An asymptotically consistent diffuse interface method for simulating bubble dynamics in inhomogeneous environments

Theoretical models are effective for describing the physics of spherically symmetric bubble collapse, rebound and oscillation. However, for multi-bubble problems (bubble clouds) or near a solid wall, linear Bjerknes theory can only explain weak bubble interactions that do not lead to significant deviations from spherical bubble. Full-domain-based numerical methods are, in principle, capable of describing the nonlinear dynamics of bubble interactions in these inhomogeneous environments, but simulation of even a single bubble collapse poses significant computational challenges resulting from the inherent dynamical instability of such bubbles.
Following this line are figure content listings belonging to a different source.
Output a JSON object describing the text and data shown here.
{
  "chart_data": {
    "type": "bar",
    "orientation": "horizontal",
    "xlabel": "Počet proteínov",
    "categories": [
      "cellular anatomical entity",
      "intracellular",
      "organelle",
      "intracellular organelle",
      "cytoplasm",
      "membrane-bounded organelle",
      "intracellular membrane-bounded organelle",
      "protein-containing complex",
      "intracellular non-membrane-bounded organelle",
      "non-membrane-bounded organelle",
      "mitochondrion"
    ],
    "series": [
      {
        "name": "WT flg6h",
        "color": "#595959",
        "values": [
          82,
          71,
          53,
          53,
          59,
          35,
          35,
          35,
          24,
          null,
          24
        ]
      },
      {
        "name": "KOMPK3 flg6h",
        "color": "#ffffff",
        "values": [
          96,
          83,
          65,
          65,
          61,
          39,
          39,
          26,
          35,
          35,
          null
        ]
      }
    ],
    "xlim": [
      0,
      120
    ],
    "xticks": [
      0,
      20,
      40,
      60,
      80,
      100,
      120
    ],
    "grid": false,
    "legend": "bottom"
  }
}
We present an efficient and geometrically flexible numerical method to study bubble interactions. The method is build around a five-equation Eulerian diffuse-interface flow model, asymptotically reduced from Baer--Nunziato's compressible multi-fluid model within the 3D finite-volume framework. A consistent compression technique is developed to prevent the smearing of volume fraction and density across the interface. Upon being rigorously tested for spherically symmetric bubble collapses, we use it to simulate near-wall collapses. We show the distinctive formation of a torus bubble as the involuting jet from the distal surface penetrates the proximal surface. Preliminary results for multi-bubble interactions are also presented.